This is a topic that I've been thinking about for a long, long time. In the past few years, book blogging has become an art form. I love reading reviews of new releases and posts about old favorites.
I believe a lot of authors overlook the importance of the book blogging community, whether from ignorance of negligence, I don't really know.
With the fairly recent explosion of digital publishing, book bloggers are even more important than ever. I hope Andrea's post will teach new authors and remind the ones who've been at it for a while, the ins and outs of having your book reviewed.
First off, thanks to Laura for having me. The idea that someone actually wants to hear what I think makes me giggle.
I wasn’t sure how to approach the topic of Indie/Self-Pubbed authors, bloggers, and reviews. There’s a lot that’s been said about the topics. I’m not sure I add anything new or worthwhile to the discussion. But I’ll try.
Laura asked me to give a few tips about what to do and avoid when approaching bloggers for a review. Let’s start with what NOT to do:
Please don’t ask for a review via GoodReads, Twitter, or FB
I go on GoodReads strictly as a reader. I don’t hang out there a lot. I check out reviews of books I’m interested in, update my book status, and add new books to my to-read list. That’s it.
If you ask for a review on Twitter, that just seems lazy. And awkward. What if I don’t want to read your book? Do you really want me to put that out in the twitterverse? I’m usually a really nice person on twitter, and wouldn’t actually do that. But I have seen authors get blasted for requesting via Twitter and it makes me cringe. The exception to that rule? My good friends. The people I talk to almost daily. They can hit me up anytime. Usually it’s just to let me know an email about their book is headed my way.
If you ask me for a review on my blog’s Facebook page, there is a 99.9345% chance that I will not see it. I am tragically in denial over the new Facebook. And though I’m trying to do better about posting there, still NO.

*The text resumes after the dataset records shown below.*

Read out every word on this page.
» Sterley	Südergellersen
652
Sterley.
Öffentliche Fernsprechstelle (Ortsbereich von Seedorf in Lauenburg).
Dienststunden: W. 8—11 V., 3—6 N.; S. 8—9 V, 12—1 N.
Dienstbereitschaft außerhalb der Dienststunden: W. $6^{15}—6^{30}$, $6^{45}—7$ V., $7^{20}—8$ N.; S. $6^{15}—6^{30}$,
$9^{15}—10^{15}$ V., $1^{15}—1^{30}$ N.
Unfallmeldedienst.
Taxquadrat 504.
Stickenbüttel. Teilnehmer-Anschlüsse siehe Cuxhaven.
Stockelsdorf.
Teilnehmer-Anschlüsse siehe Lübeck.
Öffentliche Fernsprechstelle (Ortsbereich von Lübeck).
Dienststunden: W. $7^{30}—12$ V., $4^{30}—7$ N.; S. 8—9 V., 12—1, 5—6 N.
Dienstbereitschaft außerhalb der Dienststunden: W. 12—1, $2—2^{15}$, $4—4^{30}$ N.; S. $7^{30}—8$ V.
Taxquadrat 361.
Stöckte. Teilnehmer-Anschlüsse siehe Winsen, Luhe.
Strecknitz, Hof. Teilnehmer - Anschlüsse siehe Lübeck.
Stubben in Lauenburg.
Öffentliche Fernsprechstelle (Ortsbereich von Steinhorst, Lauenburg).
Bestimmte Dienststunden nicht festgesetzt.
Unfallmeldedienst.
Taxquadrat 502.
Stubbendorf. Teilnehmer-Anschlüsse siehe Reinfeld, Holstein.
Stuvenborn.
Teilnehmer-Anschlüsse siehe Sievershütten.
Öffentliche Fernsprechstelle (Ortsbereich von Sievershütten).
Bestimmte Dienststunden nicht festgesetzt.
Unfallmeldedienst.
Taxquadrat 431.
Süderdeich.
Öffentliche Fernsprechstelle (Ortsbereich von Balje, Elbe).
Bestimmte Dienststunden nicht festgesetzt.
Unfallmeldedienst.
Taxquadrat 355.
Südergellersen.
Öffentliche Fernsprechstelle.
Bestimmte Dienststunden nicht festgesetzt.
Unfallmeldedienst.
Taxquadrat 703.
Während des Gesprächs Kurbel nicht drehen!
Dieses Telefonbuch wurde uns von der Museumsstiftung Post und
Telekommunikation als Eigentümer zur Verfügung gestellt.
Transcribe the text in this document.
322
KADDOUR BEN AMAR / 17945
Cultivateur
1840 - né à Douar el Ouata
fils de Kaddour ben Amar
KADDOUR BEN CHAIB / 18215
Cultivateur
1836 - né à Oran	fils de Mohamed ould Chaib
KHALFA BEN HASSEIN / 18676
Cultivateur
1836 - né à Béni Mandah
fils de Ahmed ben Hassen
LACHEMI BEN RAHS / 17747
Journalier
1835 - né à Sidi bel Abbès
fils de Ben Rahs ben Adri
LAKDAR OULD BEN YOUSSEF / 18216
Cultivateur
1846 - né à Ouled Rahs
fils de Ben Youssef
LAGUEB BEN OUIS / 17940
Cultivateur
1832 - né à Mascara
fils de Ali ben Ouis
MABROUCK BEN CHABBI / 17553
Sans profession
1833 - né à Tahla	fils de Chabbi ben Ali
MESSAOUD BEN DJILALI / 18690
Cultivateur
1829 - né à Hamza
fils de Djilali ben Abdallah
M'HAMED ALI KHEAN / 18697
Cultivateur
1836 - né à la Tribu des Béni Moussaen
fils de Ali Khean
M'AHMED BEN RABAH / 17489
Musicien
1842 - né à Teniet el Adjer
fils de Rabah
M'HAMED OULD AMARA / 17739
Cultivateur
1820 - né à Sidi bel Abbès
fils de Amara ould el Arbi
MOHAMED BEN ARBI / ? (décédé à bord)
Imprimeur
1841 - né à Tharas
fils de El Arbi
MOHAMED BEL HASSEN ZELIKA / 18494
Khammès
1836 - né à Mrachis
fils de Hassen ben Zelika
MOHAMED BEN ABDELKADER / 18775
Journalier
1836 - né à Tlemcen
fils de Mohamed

Crappy, Lazy Review Requests
If you’re going to request a review, take the time, do a little background work. I know, authors are busy. Guess, what? So are reviewers. It takes a lot of my time to read your book, write a (hopefully) meaningful, unique, helpful review. Then, I have to cross-post to all the sites, tweet links and post it to FB. That takes a lot of my time. So, if I have to hit a bunch of links to find your cover and synopsis, then chances are I’ll just hit delete. Also, make sure that I read the genre your submitting.
Don’t be weird
This sounds funny, I know. I am completely serious. I have gotten some strange requests in the time I’ve been blogging. So have my friends. I have two favorites. In one, the author seemed to really think he was a vampire. He talked about how he became a vampire, and his lonely existence. I mean, I think I know what he was going for, but dude, it was strange. The other request still baffles me. I’m not sure that I wasn’t being Punk’d. In that one, the author requested a review for a book that he and his Momma wrote about their dead cat, and about said cat’s life (?) in heaven. Oh, and he included a YouTube video with a song they wrote. I really wish I hadn't deleted that request. I would love to watch it again.
Okay, the part I like: What TO do when requesting.
Let me know in some way that you’ve read my review policy
Doing that lets me know that you respect my blog and my time enough to do your homework.
That’s a tall order, I know. And it’s not a requirement. I won’t delete a request if you don’t make me laugh. But I will take a closer look if you do. I’ve taken several books for review that I would have skipped without the clever request.
Have all your ducks in a row
This one makes me happy. Include a short introduction that lets me know who you are. Let me know you’ve read my review policy. You have a synopsis, a cover, and links to your GoodReads or Amazon page so I can look at reviews. Out of all the requests I’ve received, two authors stand out: Liz Long, author of Gifted, and Nikki Jefford, author of Entangle and Duplicity. Liz was clever, unique and included all the info pertaining to her book. Nikki had all of her ducks in a row. She had all the relevant information about her book, and she had everything lined up and ready to go for a blog tour. I couldn’t say no to either of these ladies, not that I wanted to.
I hope these tips help authors out there. I know I feel better getting it off my chest.
Laura also asked me to talk about why bloggers are important to authors, particularly indies. I don’t know that I have personally impacted an indie author. I’d like to think I have. I do know that I love to see them succeed. I love to help spread the word about their books, to introduce them to a new reader. All I can do, basically, is be a supporter, a cheerleader. And I am so happy to do that. Just this morning, I was looking at two indie books, What a Boy Needs by Nyrae Dawn and Inhale by Kendall Grey. When I opened Inhale it was the first time I had opened the finished copy, and my words about that gorgeous story were on the first page! To know that what I had to say meant that much to the author blew me away. I teared up like a big sissy. Then, when I opened What a Boy Needs, the author had thanked me and a few friends for our encouragement. Again, tears.
So, yeah, I guess I do know that I have some impact on indie authors. But to be honest, they’ve had just as much impact on me. Those words that they included in their books mean everything to me.